= Jason Smith (curator) =

Australian art curator and gallery director

Jason Smith is an Australian art curator and gallery director. He has been director of the Art Gallery of South Australia since February 2025, making the move from Geelong Gallery, where he had been director for around eight years.

==Early life and education==
Jason Smith studied a four-year undergraduate degree at the Canberra School of Art (now the ANU School of Art and Design), studying art history and majoring in printmaking and graduating in 1987. Many lessons were held at the recently opened National Gallery of Australia, with educators and curators there, which had an impact on his future career.

He moved to Melbourne in early 1988, starting his career with "a brief stint at an uninspiring private gallery", before completing a postgraduate program in museum studies at Deakin University in 1992. In 1993 he was selected to participate in a project run by 200 Gertrude Street called "Raw Material: Young Curators' Program", which introduced four aspiring curators to making exhibitions in a variety of spaces.

==Career==
Smith applied for a position as Assistant Curator for the NGV Access Gallery, but instead won a role as senior curatorial assistant in the Directorate of the National Gallery of Victoria.

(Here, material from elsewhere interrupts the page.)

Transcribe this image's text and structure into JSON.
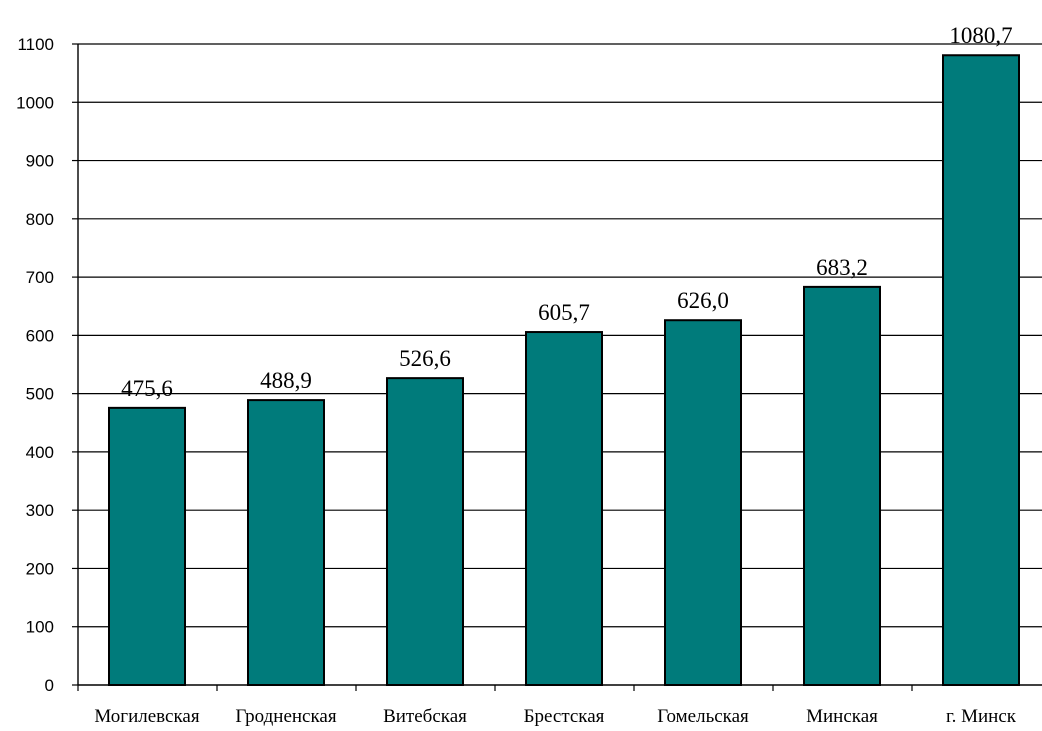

In this role he worked with James Mollison and then his successor Timothy Potts, before being appointed Curator, Contemporary Art, in 1997.

He was appointed director of the Monash Gallery of Art in 2007, his leadership role continuing at Heide Museum of Modern Art, where he was director and CEO from 2008 to 2014.

Smith held the position of curatorial manager of Australian art at Queensland Art Gallery & Gallery of Modern Art (QAGOMA) before moving back to Victoria to become director of Geelong Gallery in 2016.

In February 2025 he began his term as director of the Art Gallery of South Australia (AGSA). As of September 2026 Smith remains director of AGSA.

==Other activities and roles==
Smith became a member of the board of the Public Galleries Association of Victoria in 2020 and its president in July 2024.

He has been a judge of several art prizes, including the Wyndham Art Prize and Geelong Acquisitive Print and Ursula Hoff Institute Awards in 2023. He was chief judge in the 2025 Brisbane Portrait Prize in March 2025.

He has written extensively on works by over 150 artists for a variety of publications.

==Recognition and awards==
Under his direction, Geelong Gallery won awards in Business Excellence for Corporate Social Responsibility and Inclusive and Accessible Business, and Cultural Tourism awards at state and national levels.